Because if God wasn’t a Trinity, then he wouldn’t be inherently loving:
If God exists but is unipersonal, then there was a time when God was not love. Before God created the world, when there was only one divine person, there was no lover, because love can exist only in a relationship.
If a unipersonal God had created the world and its inhabitants, such a God would not in his essence be love. Power and greatness possibly, but not love. But if from all eternity, without end and without beginning, ultimate reality is a community of persons knowing and loving one another, then ultimate reality is about love relationships.
Why would a triune God create a world? If he were a unipersonal God, you might say, “Well, he created the world so he can have beings who give him worshipful love, and that would give him joy.” But the triune God already had that—and he received love within himself in a far purer, more powerful form than we human beings can ever give him. So why would he create us? There’s only one answer.

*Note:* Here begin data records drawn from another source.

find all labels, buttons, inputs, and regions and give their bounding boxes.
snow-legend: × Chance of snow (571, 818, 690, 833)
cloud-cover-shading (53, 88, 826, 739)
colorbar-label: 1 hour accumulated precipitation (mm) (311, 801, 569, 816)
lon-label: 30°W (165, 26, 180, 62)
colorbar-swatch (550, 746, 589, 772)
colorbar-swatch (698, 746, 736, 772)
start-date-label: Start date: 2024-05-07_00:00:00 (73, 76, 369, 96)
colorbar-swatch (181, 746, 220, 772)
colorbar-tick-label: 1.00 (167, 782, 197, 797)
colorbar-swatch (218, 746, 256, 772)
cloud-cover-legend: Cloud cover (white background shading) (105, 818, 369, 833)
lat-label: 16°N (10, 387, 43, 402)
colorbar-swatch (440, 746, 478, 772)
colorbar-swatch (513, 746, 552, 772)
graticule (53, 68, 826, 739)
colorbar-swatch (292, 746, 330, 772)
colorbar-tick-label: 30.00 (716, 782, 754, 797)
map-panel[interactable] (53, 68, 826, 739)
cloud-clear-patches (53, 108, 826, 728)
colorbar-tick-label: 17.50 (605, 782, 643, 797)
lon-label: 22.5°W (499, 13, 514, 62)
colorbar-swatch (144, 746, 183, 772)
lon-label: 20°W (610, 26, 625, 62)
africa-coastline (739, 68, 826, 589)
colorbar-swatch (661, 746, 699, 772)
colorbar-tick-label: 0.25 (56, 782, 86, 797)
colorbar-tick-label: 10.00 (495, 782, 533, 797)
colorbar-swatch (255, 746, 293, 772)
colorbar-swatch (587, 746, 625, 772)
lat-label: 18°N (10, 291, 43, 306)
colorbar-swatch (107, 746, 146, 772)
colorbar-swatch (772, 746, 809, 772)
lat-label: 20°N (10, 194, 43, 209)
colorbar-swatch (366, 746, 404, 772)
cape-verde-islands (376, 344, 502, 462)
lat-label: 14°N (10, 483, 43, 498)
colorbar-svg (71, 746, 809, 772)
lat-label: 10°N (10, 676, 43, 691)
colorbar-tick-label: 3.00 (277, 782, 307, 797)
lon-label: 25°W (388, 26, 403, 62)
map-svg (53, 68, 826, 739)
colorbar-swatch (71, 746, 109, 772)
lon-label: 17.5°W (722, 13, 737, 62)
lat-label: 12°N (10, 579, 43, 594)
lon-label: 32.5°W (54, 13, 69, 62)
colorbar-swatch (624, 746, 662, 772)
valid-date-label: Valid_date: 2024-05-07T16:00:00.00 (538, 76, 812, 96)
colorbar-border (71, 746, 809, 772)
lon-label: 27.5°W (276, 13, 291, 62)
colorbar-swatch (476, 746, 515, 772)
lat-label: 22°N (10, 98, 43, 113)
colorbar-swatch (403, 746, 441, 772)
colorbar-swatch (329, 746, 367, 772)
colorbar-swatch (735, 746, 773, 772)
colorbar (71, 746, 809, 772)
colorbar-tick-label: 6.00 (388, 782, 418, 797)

He must have created us not to get joy but to give it. He must have created us to invite us into the dance, to say: If you glorify me, if you center your entire life on me, if you find me beautiful for who I am in myself, then you will step into the dance, which is what you are made for. You are made not just to believe in me or to be spiritual in some general way, not just to pray and get a bit of inspiration when things are tough. You are made to center everything in your life on me, to think of everything in terms of your relationship to me. To serve me unconditionally. That’s where you’ll find your joy.